En ese recorte de gasto público, no sólo debe entenderse que el Estado colombiano ha ido creciendo en tamaño y costo burocrático en los últimos años, sino que amenaza con seguir por la misma vía por cuanta de la institucionalidad nueva o ampliada derivada de la aplicación del acuerdo de paz. Es necesario, entonces, adelgazar el aparato estatal, como también acelerar la depuración de la estructura de subsidios directos y cruzados en un país en donde al año se destinan más de 70 billones de pesos a estos rubros, en una política que algunos expertos han tachado ya de peligrosamente asistencialista y paternalista. Una política, como si fuera poco, con múltiples falencias que llevan a que las ayudas oficiales, directas o indirectas, terminen en nichos poblacionales que por su nivel de ingresos y capital no deben recibirlas.

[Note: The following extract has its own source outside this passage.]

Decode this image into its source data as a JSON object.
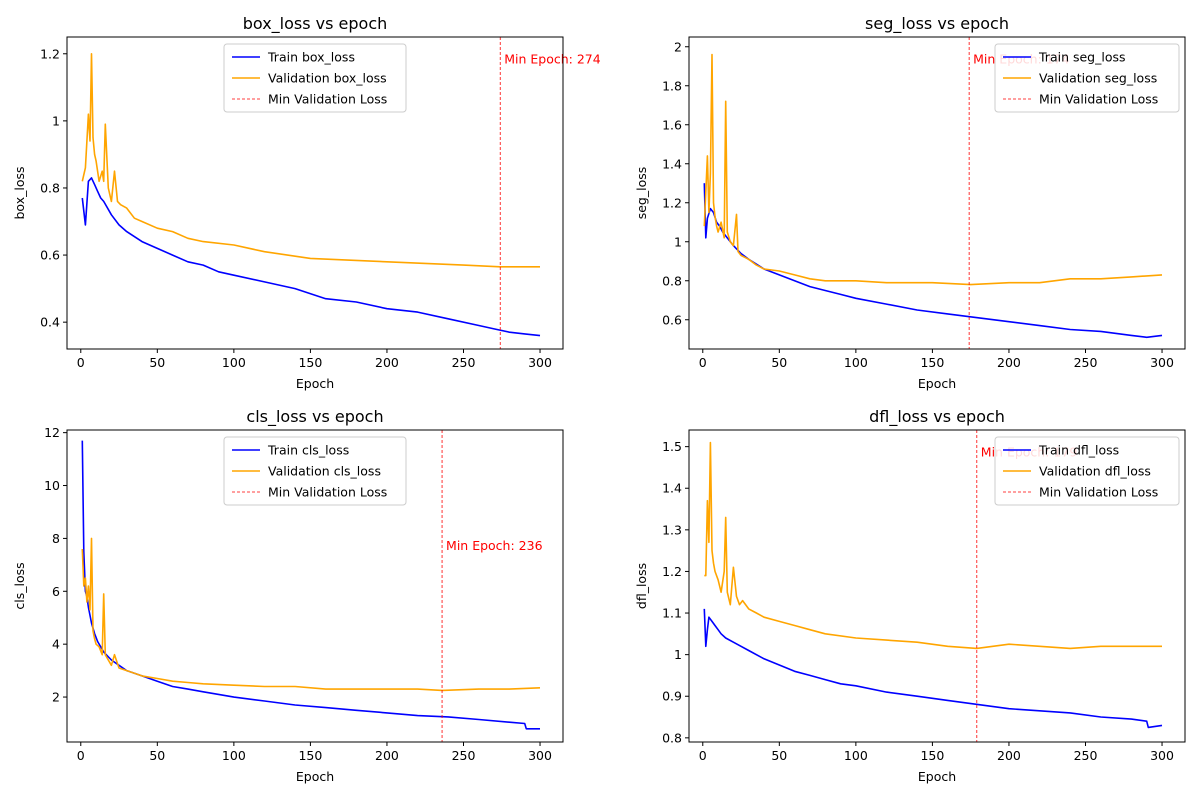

Y, por último pero no menos importante, no se puede esconder que detrás de este pico de paros y amenazas de protestas, por motivaciones muy distintas, unas con reclamaciones justificadas, y otras no tanto, hay una coincidencia: la debilidad política del gobierno del presidente Santos. Debilidad que se constata no sólo en los bajísimos rubros de aprobación en las encuestas, sino en los altos porcentajes de descalificación de la gestión del Ejecutivo, como también en la forma en que se raja de forma casi generalizada todo el gabinete. Sería ingenuo negar que muchos sectores perciben al Ejecutivo muy desgastado, con una coalición de apoyo político que se desintegra rápidamente, complicado a cual más con la implementación de un proceso de paz muy impopular y, como si fuera poco, con una campaña electoral para Congreso y Presidencia que pareciera va a tener a la Casa de Nariño como su principal blanco de críticas y propuestas de cambio.
Como se ve, el agitado clima social y político que se vive en Colombia no se puede analizar bajo una sola óptica o reducir sus implicaciones al simple juego de lo que piden quienes protestan y lo que el Gobierno puede dar. Hay un trasfondo más complejo que no se puede pasar por alto. Hacerlo simple y llanamente agravaría una coyuntura ya de por sí crítica.